Never again did the royal couple step beneath the roof of that palace. They left it for a barred prison—that barred prison for the scaffold.

The King and the royal family were taken to the Assembly, and put in the reporters’ box, amidst the reporters themselves.

There were few members present when the King entered the house, but it soon filled up. The heat was intense, and the King perspired frightfully. This box was supposed to be not in the Assembly, because a grating was placed before it. As the day went on, it was feared the people might break in from behind, and catch the King in this dungeon. It was, therefore, ordered that the grating should be removed; and the workers being unskilful, the King’s knowledge in metal-work prevailing, he came forward, and helped at its removal; so that in the event of an attack by the people, whose menaces could be heard, the members of parliament might shelter the royal family by forming a living rampart around them.

This agony lasted fourteen hours; but it did not tell upon the King’s heavy nature. At his usual hour, he was hungry, asked for food, and he ate a hearty meal as calmly as though he had passed some hours at lock-making. The Queen, who suffered dreadfully at the sight of this evidence of callousness on the part of the King, ate nothing, but drank a glass or two of iced water with much eagerness.

The people, learning that the King had left the palace, turned upon this building to destroy it—not to sack it. The Revolutionists were greedy for blood—not wealth. “Death to thieves!” was their implacable motto. The Tuileries were chiefly defended by seven hundred Swiss, two hundred badly-armed gentlemen, and one hundred National Guard. At the end of the day, not one-tenth of them remained alive.

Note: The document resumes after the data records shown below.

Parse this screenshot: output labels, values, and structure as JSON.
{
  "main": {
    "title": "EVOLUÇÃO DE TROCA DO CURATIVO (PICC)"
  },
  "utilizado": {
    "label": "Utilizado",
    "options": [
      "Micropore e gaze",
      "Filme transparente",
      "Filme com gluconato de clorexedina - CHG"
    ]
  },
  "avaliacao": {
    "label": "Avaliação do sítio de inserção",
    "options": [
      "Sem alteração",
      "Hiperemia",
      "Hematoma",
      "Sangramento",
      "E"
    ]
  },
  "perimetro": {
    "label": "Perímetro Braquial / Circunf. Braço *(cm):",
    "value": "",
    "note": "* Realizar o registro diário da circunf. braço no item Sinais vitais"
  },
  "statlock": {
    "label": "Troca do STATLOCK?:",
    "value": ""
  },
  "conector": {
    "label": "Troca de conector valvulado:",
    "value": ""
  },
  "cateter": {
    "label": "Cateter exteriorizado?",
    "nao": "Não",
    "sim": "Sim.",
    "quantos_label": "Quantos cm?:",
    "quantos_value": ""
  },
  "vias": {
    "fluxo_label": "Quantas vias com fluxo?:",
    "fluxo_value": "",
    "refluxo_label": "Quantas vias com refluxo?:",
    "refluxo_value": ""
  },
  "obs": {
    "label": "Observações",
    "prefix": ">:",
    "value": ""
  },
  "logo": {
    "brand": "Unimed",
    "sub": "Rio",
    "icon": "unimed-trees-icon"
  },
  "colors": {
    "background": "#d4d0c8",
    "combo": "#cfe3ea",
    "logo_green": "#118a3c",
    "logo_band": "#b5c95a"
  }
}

The palace was forced. There stood a Swiss on guard, many files of comrades behind him. He had orders not to fire. The people hooked his belt with a pike, dragged him forward, and disarmed him. Another took his place; he, also, was disarmed. Five times was this episode repeated.

A shot was fired—some say, by a Swiss; others, by an insurgent; and this appears to have been the signal.

The people turned upon the five disarmed Swiss, and beat them to death. One man of huge stature and strength killed four. The Swiss were now ordered to fire. Many aimed at the huge man, and he fell with many more. In a moment, the hall was strewn with the dead and the dying. From that moment, the Swiss were doomed; though, for a short time, they were victorious; for the people were driven back.

Meanwhile, the rattle of the musketry echoed through the building in which the National Assembly were deliberating; and its cause soon became known.

“Long live the nation!” cried the parliamentarians, glaring at the King, who, unhappy man, now helped on the massacre of his Swiss guards by sending a written order to their commander to cease firing, whatever happened. This was really their death-warrant; for fidelity keeping them near the King’s person, fidelity would compel them to obey his last command—for this order was the last Louis XVI ever gave.